SACERDOTE, MISIONERO APOSTÓLICO Y FUNDADOR (1829-1850)

En el seminario de Vic, forja de apóstoles, Claret se formó como seminarista externo viviendo como fámulo de Don Fortià Bres, mayordomo del palacio episcopal. Pronto iba a destacar por su piedad y por su aplicación. Eligió como su confesor y director al oratoriano P. Pere Bac.

Después de un año llegó el momento de llevar a cabo su decisión de entrar en la cartuja de Montealegre, y hacia allí salió, pero una tormenta de verano que lo sorprendió en el camino dio al traste con sus planes. Tal vez Dios no le quería de cartujo. Dio media vuelta y retornó a Vic. Fue al año siguiente cuando pasó la prueba de fuego de la castidad en una tentación que le sobrevino un día en que Antonio yacía enfermo en la cama. Vio que la Virgen se le aparecía y, mostrándole una corona, le decía: «Antonio, esta corona será tuya si vences». De repente, todas las imágenes obsesivas desaparecieron. Bajo la acertada guía del obispo Corcuera el ambiente del Seminario era óptimo. En él trabó amistad con Jaime Balmes, que se ordenaría de Diácono en la misma ceremonia en que Claret se ordenó de Subdiácono. Fue en esta época cuando Claret entró en un profundo contacto con la Biblia, que le impulsaría a un insaciable espíritu apostólico y misionero

A los 27 años, el 13 de junio de 1835, el obispo de Solsona, Fray Juan José de Tejada, ex-general de los Mercedarios, le confería, por fin, el sagrado orden del Presbiterado. Su primera misa la celebró en la parroquia de Sallent el día 21 de junio, con gran satisfacción y alegría de su familia. Su primer destino fue precisamente Sallent, su ciudad natal.A la muerte de Fernando VII la situación política española se había agravado. Los constitucionales, imitadores de la Revolución francesa, se habían adueñado del poder. En las Cortes de 1835 se aprobaba la supresión de todos los Institutos religiosos. Se incautaron y subastaron los bienes de la Iglesia y se azuzó al pueblo para la quema de conventos y matanza de frailes. Contra este desorden pronto se levantaron las provincias de Navarra, Cataluña y el País Vasco, estallando la guerra civil entre carlistas e isabelinos.

Pero Claret no era político. Era un apóstol.
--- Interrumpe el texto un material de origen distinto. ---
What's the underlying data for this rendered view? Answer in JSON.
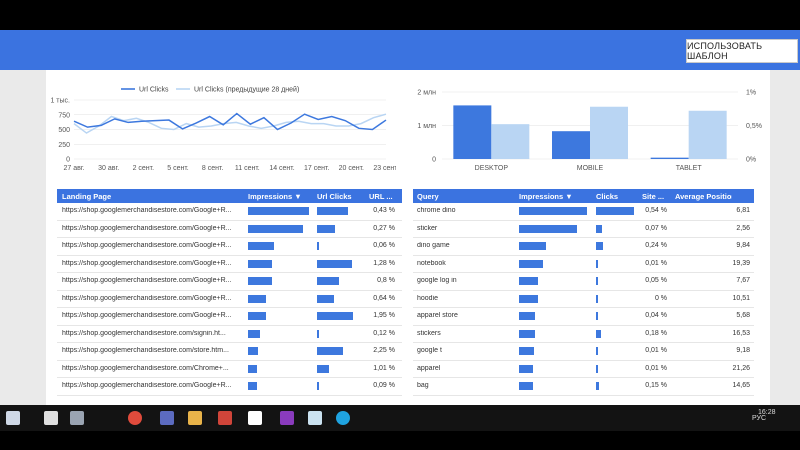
{
  "header": {
    "use_template_label": "ИСПОЛЬЗОВАТЬ ШАБЛОН"
  },
  "chart_data": [
    {
      "type": "line",
      "series": [
        {
          "name": "Url Clicks",
          "color": "#3d78de",
          "values": [
            640,
            540,
            570,
            680,
            620,
            640,
            650,
            660,
            510,
            610,
            720,
            580,
            770,
            590,
            700,
            500,
            610,
            760,
            670,
            720,
            650,
            520,
            500,
            660
          ]
        },
        {
          "name": "Url Clicks (предыдущие 28 дней)",
          "color": "#b9d5f3",
          "values": [
            600,
            440,
            560,
            720,
            650,
            690,
            620,
            520,
            500,
            600,
            540,
            560,
            600,
            620,
            560,
            520,
            560,
            620,
            640,
            600,
            600,
            560,
            560,
            600,
            700,
            760
          ]
        }
      ],
      "x_ticks": [
        "27 авг.",
        "30 авг.",
        "2 сент.",
        "5 сент.",
        "8 сент.",
        "11 сент.",
        "14 сент.",
        "17 сент.",
        "20 сент.",
        "23 сент."
      ],
      "y_ticks": [
        "1 тыс.",
        "750",
        "500",
        "250",
        "0"
      ],
      "ylim": [
        0,
        1000
      ],
      "legend_position": "top"
    },
    {
      "type": "bar",
      "categories": [
        "DESKTOP",
        "MOBILE",
        "TABLET"
      ],
      "series": [
        {
          "color": "#3d78de",
          "axis": "left",
          "values": [
            1600000,
            830000,
            40000
          ]
        },
        {
          "color": "#b9d5f3",
          "axis": "right",
          "values": [
            0.52,
            0.78,
            0.72
          ]
        }
      ],
      "y_ticks_left": [
        "2 млн",
        "1 млн",
        "0"
      ],
      "y_ticks_right": [
        "1%",
        "0,5%",
        "0%"
      ],
      "ylim_left": [
        0,
        2000000
      ],
      "ylim_right": [
        0,
        1
      ]
    }
  ],
  "landing_table": {
    "headers": [
      "Landing Page",
      "Impressions ▼",
      "Url Clicks",
      "URL ..."
    ],
    "rows": [
      {
        "page": "https://shop.googlemerchandisestore.com/Google+R...",
        "impressions": 1.0,
        "clicks": 0.78,
        "url": "0,43 %"
      },
      {
        "page": "https://shop.googlemerchandisestore.com/Google+R...",
        "impressions": 0.9,
        "clicks": 0.44,
        "url": "0,27 %"
      },
      {
        "page": "https://shop.googlemerchandisestore.com/Google+R...",
        "impressions": 0.42,
        "clicks": 0.06,
        "url": "0,06 %"
      },
      {
        "page": "https://shop.googlemerchandisestore.com/Google+R...",
        "impressions": 0.4,
        "clicks": 0.88,
        "url": "1,28 %"
      },
      {
        "page": "https://shop.googlemerchandisestore.com/Google+R...",
        "impressions": 0.4,
        "clicks": 0.55,
        "url": "0,8 %"
      },
      {
        "page": "https://shop.googlemerchandisestore.com/Google+R...",
        "impressions": 0.3,
        "clicks": 0.42,
        "url": "0,64 %"
      },
      {
        "page": "https://shop.googlemerchandisestore.com/Google+R...",
        "impressions": 0.3,
        "clicks": 0.9,
        "url": "1,95 %"
      },
      {
        "page": "https://shop.googlemerchandisestore.com/signin.ht...",
        "impressions": 0.2,
        "clicks": 0.06,
        "url": "0,12 %"
      },
      {
        "page": "https://shop.googlemerchandisestore.com/store.htm...",
        "impressions": 0.17,
        "clicks": 0.66,
        "url": "2,25 %"
      },
      {
        "page": "https://shop.googlemerchandisestore.com/Chrome+...",
        "impressions": 0.15,
        "clicks": 0.3,
        "url": "1,01 %"
      },
      {
        "page": "https://shop.googlemerchandisestore.com/Google+R...",
        "impressions": 0.15,
        "clicks": 0.03,
        "url": "0,09 %"
      }
    ]
  },
  "query_table": {
    "headers": [
      "Query",
      "Impressions ▼",
      "Clicks",
      "Site ...",
      "Average Position"
    ],
    "rows": [
      {
        "query": "chrome dino",
        "impressions": 1.0,
        "clicks": 1.0,
        "site": "0,54 %",
        "position": "6,81"
      },
      {
        "query": "sticker",
        "impressions": 0.85,
        "clicks": 0.15,
        "site": "0,07 %",
        "position": "2,56"
      },
      {
        "query": "dino game",
        "impressions": 0.4,
        "clicks": 0.18,
        "site": "0,24 %",
        "position": "9,84"
      },
      {
        "query": "notebook",
        "impressions": 0.36,
        "clicks": 0.02,
        "site": "0,01 %",
        "position": "19,39"
      },
      {
        "query": "google log in",
        "impressions": 0.28,
        "clicks": 0.02,
        "site": "0,05 %",
        "position": "7,67"
      },
      {
        "query": "hoodie",
        "impressions": 0.28,
        "clicks": 0.0,
        "site": "0 %",
        "position": "10,51"
      },
      {
        "query": "apparel store",
        "impressions": 0.24,
        "clicks": 0.02,
        "site": "0,04 %",
        "position": "5,68"
      },
      {
        "query": "stickers",
        "impressions": 0.24,
        "clicks": 0.12,
        "site": "0,18 %",
        "position": "16,53"
      },
      {
        "query": "google t",
        "impressions": 0.22,
        "clicks": 0.02,
        "site": "0,01 %",
        "position": "9,18"
      },
      {
        "query": "apparel",
        "impressions": 0.2,
        "clicks": 0.02,
        "site": "0,01 %",
        "position": "21,26"
      },
      {
        "query": "bag",
        "impressions": 0.2,
        "clicks": 0.08,
        "site": "0,15 %",
        "position": "14,65"
      }
    ]
  },
  "taskbar": {
    "time": "16:28",
    "language": "РУС",
    "icons": [
      "windows-icon",
      "search-icon",
      "task-view-icon",
      "chrome-icon",
      "save-icon",
      "folder-icon",
      "paint-icon",
      "app-icon",
      "onenote-icon",
      "apps-icon",
      "skype-icon"
    ]
  }
}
Y se entregó en cuerpo y alma a los quehaceres sacerdotales a pesar de las enormes dificultades que le suponía el ambiente hostil de su ciudad natal. Su caridad no tenía límites. Por eso, los horizontes de una parroquia no satisfacían el ansia apostólica de Claret. Consultó y decidió ir a Roma a inscribirse en Propaganda Fide, con objeto de ir a predicar el Evangelio a tierras de infieles. Corría el mes de septiembre de 1839. Tenía 31 años.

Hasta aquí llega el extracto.